25 May 2014 partialcharge

Interns is great, and I've been considering swapping out some number of Caprice for them, given her underpreformance so far in this deck. Hedge is of course also always good, and more creds per click than CG. However, CG provides more creds per card, which I find to be more valuable in a slower-moving deck. Particularly when I can so often afford the reveals.

26 May 2014 steevo15

@partialcharge Definitely agree with you on CG over hedge fund. I replaced hedge funds with CG in my Replicating Perfection deck and I never have regretted it.

a few comments about the ice. I think that you are missing some of jinteki's in faction all stars as far as taxing, painful ice goes. Komainu synergizes wonderfully with MHC, and goes great over centrals. I've had a runner pay as much as 7 creds to get through it, no one wants to run with an empty hand against jinteki, so it's always going to be a relevant piece of ice. Sure, it's parasite food, but RP rakes in money so who cares if it gets trashed a couple turns after you rez it. Tsurugi is always going to be at least 4 creds to get through. As far as cheap ETR code gates go, I think that enigma is better than datapike. It's one cred cheaper (not too significant), but I think that losing a click is worse than losing 2 creds. Thats probably just preference though. Finally, I'm of the opinion that rainbow just doesn't fit well in an RP taxing deck. Given that it's all three types, the runner can just pick the least taxing option to get through it, which goes against whats the ice wants to do. I'd almost say that you could drop the eli's, drop rainbows, and include 3x bastion (in eli's place) and use the three inf and extra deckspace for some painful ice (heimdall comes to mind).

26 May 2014 partialcharge

So I just ran this with -3 Caprice -1 Eli +2 Interns +1 Jackson +1 Bastion.
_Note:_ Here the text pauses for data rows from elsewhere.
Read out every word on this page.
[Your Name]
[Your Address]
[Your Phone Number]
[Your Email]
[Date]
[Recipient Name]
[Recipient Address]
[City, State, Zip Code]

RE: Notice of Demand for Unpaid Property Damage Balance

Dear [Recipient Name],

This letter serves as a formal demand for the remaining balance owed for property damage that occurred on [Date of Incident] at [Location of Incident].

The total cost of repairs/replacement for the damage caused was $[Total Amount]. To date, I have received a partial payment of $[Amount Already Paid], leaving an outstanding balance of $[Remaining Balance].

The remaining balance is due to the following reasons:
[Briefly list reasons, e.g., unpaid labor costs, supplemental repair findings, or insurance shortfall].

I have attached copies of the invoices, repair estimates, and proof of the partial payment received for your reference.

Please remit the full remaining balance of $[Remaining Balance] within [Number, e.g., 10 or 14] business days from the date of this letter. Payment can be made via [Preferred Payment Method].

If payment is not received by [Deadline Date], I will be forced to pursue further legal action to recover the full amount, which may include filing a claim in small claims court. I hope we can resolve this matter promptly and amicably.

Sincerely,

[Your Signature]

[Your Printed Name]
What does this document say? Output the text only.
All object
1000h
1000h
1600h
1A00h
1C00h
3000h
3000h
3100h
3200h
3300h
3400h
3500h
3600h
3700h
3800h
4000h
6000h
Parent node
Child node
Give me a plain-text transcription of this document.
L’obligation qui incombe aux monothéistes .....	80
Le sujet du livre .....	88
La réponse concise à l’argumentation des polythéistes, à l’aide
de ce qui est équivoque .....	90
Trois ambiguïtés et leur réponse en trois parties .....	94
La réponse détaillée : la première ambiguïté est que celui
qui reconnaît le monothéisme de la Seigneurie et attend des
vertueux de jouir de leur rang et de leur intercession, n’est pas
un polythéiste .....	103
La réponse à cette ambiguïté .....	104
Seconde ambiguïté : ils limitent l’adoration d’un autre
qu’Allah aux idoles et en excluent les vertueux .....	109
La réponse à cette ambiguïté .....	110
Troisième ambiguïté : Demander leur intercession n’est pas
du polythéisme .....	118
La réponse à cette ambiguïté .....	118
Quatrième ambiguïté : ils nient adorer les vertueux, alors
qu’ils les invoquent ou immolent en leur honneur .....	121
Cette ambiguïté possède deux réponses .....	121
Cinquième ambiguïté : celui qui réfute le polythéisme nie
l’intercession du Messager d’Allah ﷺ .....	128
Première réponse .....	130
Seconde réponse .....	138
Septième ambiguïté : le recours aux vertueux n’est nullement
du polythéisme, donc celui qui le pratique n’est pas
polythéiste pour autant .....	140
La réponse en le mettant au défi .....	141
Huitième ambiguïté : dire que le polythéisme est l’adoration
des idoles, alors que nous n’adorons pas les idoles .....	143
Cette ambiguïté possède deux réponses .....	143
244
Bastion for Eli to squeeze in the third Jackson (which I've wanted for a while now) was fine; saw the Bastion (it performed admirably) but didn't get any Jacksons all game, heh.

Interns, though? Interns cinched the game for me, I think, by installing from archives the only sundew I saw all game after it got trashed off R&D. So yeah. Bye, Caprice; the interns don't cost as much! ;D

@steevo15 Some good insights there, thanks!

I generally avoid Enigma, as it's easy to circumvent the click loss by simply running on your last click. It never occurred to me until just now, though, that in RP you can't do that if it's guarding a central. Brilliant! And yeah, 1c cheaper than Datapike to boot. Will definitely be trying it out.

I see your points about Komainu and Tsurugi for sure. They're a little pricier to rez, though, and I'm all about keeping the taxing ICE value propositions uneven for the runner. I might drop 1 Pup for a Komainu or Tsurugi just to see how it goes, though. =)

You're right that the runner gets to pick the least taxing option to beat Rainbow, but I feel that the point is still uneven trades; Rainbow costs me only 3 to rez, is out of range of Mimic and Yog, costs 2 every run with Corroder or Gordian, 3 for Zu.1e... you get the idea. It's easily--but never truly cheaply--breakable. Not for what it costs me to bring online.

I sometimes think about including 1-2 chimera, just for that last ditch stop. If I ever did that they'd probably take the place of Rainbow.